Why REST APIs exist - Performance Analysis
We want to understand how the time it takes to use REST APIs changes as the amount of data or requests grows.
How does the work needed grow when more clients or data are involved?
Analyze the time complexity of the following REST API request handling.
GET /items
- Server fetches all items from database
- Server processes each item to prepare response
- Server sends response back to client
This code snippet shows a simple REST API endpoint that returns a list of items by fetching and processing them before sending back.
Look for repeated work that grows with input size.

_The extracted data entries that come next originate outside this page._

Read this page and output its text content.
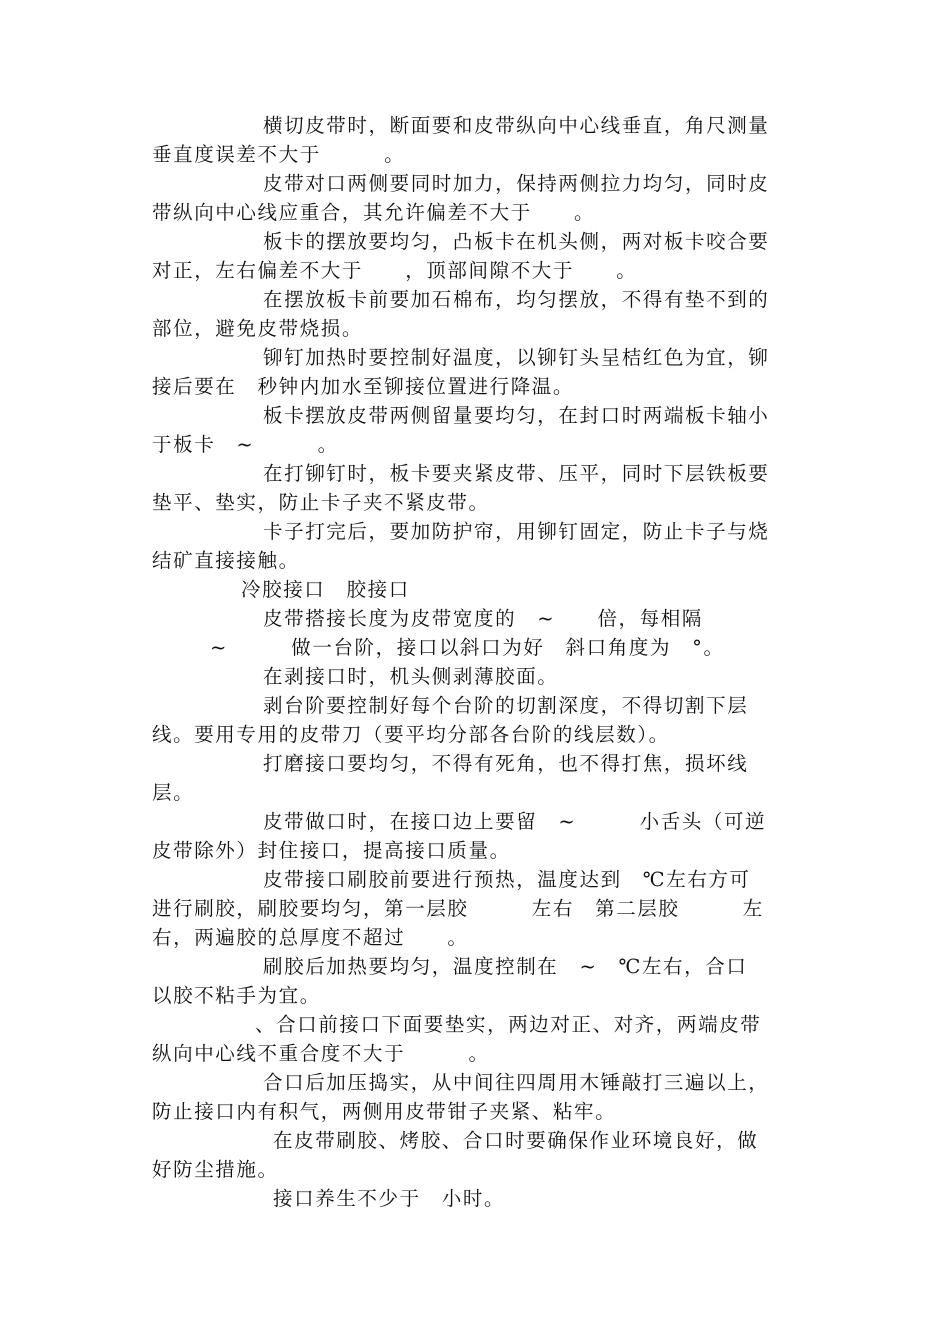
横切皮带时，断面要和皮带纵向中心线垂直，角尺测量
垂直度误差不大于　　　。
皮带对口两侧要同时加力，保持两侧拉力均匀，同时皮
带纵向中心线应重合，其允许偏差不大于　　。
板卡的摆放要均匀，凸板卡在机头侧，两对板卡咬合要
对正，左右偏差不大于　　，顶部间隙不大于　　。
在摆放板卡前要加石棉布，均匀摆放，不得有垫不到的
部位，避免皮带烧损。
铆钉加热时要控制好温度，以铆钉头呈桔红色为宜，铆
接后要在　秒钟内加水至铆接位置进行降温。
板卡摆放皮带两侧留量要均匀，在封口时两端板卡轴小
于板卡　~　　　。
在打铆钉时，板卡要夹紧皮带、压平，同时下层铁板要
垫平、垫实，防止卡子夹不紧皮带。
卡子打完后，要加防护帘，用铆钉固定，防止卡子与烧
结矿直接接触。
冷胶接口　胶接口
皮带搭接长度为皮带宽度的　~　　倍，每相隔
~　　　做一台阶，接口以斜口为好　斜口角度为　°。
在剥接口时，机头侧剥薄胶面。
剥台阶要控制好每个台阶的切割深度，不得切割下层
线。要用专用的皮带刀（要平均分部各台阶的线层数）。
打磨接口要均匀，不得有死角，也不得打焦，损坏线
层。
皮带做口时，在接口边上要留　~　　　小舌头（可逆
皮带除外）封住接口，提高接口质量。
皮带接口刷胶前要进行预热，温度达到　℃左右方可
进行刷胶，刷胶要均匀，第一层胶　　　左右　第二层胶　　　左
右，两遍胶的总厚度不超过　　。
刷胶后加热要均匀，温度控制在　~　℃左右，合口
以胶不粘手为宜。
、合口前接口下面要垫实，两边对正、对齐，两端皮带
纵向中心线不重合度不大于　　　。
合口后加压捣实，从中间往四周用木锤敲打三遍以上，
防止接口内有积气，两侧用皮带钳子夹紧、粘牢。
在皮带刷胶、烤胶、合口时要确保作业环境良好，做
好防尘措施。
接口养生不少于　小时。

- Primary operation: Processing each item in the list.
- How many times: Once for every item fetched from the database.
As the number of items grows, the work to process them grows too.
| Input Size (n) | Approx. Operations |
|---|---|
| 10 | 10 processing steps |
| 100 | 100 processing steps |
| 1000 | 1000 processing steps |
Pattern observation: The work grows directly with the number of items; doubling items doubles the work.
Time Complexity: O(n)
This means the time to handle the request grows in a straight line with the number of items.
[X] Wrong: "The time to get all items stays the same no matter how many items there are."
[OK] Correct: Because the server must look at each item to prepare the response, more items mean more work and more time.
Understanding how REST API work time grows helps you explain real-world system behavior clearly and confidently.
"What if the server cached the items instead of fetching each time? How would the time complexity change?"